Kuszące zło – Keri Arthur

Uwaga, świat Riley Jenson wciąga! „Kuszące zło” trzecia część przygód pracownicy Departamentu Innych Ras, zaczyna się w momencie, gdy Riley przechodzi trening przygotowujący do zostania Strażnikiem. W tym samym czasie wyrusza na ostateczną misję pokonania Deshona Starra, szaleńca zajmującego się genetyką.  Czeka ją niebezpieczna przygoda, walka o życie, ale także o samą siebie i przede wszystkim stawienie czoła dwóm mężczyznom, seksownemu samcowi alfa Kellenowi i tysiącletniemu wampirowi Quinnowi, którzy zaciekle walczą o jej względy. 

Po raz kolejny Keri Arthur zaserwowała czytelnikom sporą porcję niebezpieczeństwa, strachu i erotyki. Posiadłość Deshona Starra, jego zaskakująca tożsamość, zoo i walki na arenie to coś czego właściwie powinnam się była spodziewać po autorce, a mimo to byłam zaskoczona. Wartka akcja, niesforność Riley, zaskoczenie na każdym kroku i przede wszystkim mnóstwo przystojnych facetów kręcących się wokół głównej bohaterki to mieszanka wybuchowa. Moim ulubieńcem zdecydowanie jest Quinn, ponad tysiącletni wampir, który w życiu Riley pojawia się i znika. Tak jak nasza wilczyca żyje według własnych zasad i jedyną jego słabością jest uczucie do Riley.

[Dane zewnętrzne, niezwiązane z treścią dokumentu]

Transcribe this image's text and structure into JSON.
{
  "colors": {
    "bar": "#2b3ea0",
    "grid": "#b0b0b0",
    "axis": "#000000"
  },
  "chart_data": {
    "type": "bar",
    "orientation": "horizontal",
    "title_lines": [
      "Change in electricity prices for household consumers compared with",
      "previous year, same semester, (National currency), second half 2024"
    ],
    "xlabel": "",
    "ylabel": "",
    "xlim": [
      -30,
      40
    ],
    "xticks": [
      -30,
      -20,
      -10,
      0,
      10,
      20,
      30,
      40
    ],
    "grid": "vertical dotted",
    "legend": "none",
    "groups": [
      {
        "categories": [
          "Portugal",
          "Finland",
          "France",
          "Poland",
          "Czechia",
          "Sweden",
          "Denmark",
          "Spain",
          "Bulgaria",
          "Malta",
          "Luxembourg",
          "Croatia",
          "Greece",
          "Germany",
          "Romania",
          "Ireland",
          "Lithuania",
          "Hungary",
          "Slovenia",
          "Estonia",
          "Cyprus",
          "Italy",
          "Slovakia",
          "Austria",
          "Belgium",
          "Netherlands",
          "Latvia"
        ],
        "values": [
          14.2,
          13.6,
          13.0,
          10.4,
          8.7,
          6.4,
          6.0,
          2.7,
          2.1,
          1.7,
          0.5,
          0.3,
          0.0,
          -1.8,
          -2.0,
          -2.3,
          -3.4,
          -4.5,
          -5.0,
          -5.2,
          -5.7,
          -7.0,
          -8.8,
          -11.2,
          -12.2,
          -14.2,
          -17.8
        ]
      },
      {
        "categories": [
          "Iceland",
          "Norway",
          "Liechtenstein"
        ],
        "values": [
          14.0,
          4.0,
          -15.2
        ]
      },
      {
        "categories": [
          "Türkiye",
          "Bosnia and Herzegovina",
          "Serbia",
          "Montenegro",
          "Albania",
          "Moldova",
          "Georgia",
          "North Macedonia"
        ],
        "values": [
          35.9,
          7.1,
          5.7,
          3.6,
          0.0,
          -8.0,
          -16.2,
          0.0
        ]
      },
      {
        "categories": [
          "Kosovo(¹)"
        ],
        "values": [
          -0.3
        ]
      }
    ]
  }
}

Właśnie uczucie, bo Quinn chyba sam nie wie, czy to jest miłość, nie wie też tego ani bohaterka, ani czytelnik, bo te zakazy i nakazy, których wampir wymaga od kochanki, a jednocześnie jego tymczasowa obojętność wobec niej, wysyła sprzeczne sygnały.

Tak jak w poprzednich tomach, tak w „Kuszącym źle” Riley emanuje rządzą i ma gdzie ją zrealizować. Miejsce do którego trafi kipi erotyzmem, a seks jest częścią misji wypełnianej przez bohaterkę. W połączeniu z niebezpieczeństwem, jakie grozi Riley, czuje się ona jak ryba w wodzie. Bohaterka przechodzi metamorfozę, zmienia wygląd, głos i staje się złodziejką Poppy Burns, ale ostry charakterek pozostaje. Poppy ma cięty język i nie daje sobie w kaszę dmuchać, czym może narazić się Starrowi i jego podwładnym. Ponadto pojawiają się nowe paranormalne istoty, lisołaki, niedźwiedziołaki, jastrzębiołaki, całe mnóstwo różnych zmiennokształtnych, w tym oczywiście Kade, z którym Riley przeżyje niejedną upojną chwilę.

Zdecydowanie jest to lektura dla miłośników sensacji. Szybko toczące się wydarzenia, brak przestojów, ślamazarnej fabuły, przemyślane postacie, rozbudowana historia i mocno podkręcony charakter Riley sprawiają, że „Kuszące zło” pochłania się w kilka godzin, nie mogąc się oderwać. Jak dotąd najlepsza część serii „Zew Nocy”. Keri Arthur jest jedną z tych autorek, których talent twórczy rozwija się z każdą kolejną powieścią, jej pomysły są ciągle świeże, nieprzesadzone, nieprzekombinowane. Autorka sprawnie prowadzi czytelnika po śladach Riley i nocnym życiu Melbourne, wprowadza nowych bohaterów, którzy dodają książkom smaczku, jednocześnie nie przesłaniając głównego wątku, nie zaciemniając tego co ważne uwypukla szczegóły, które prowadzą do rozwiązania zagadki.

Świetna książka dla miłośników sensacji i wszelkich paranormalnych stworzeń. Teraz pozostaje mi czekać na kolejne tytuły, bo przygód Riley już nie będę potrafiła sobie odpuścić.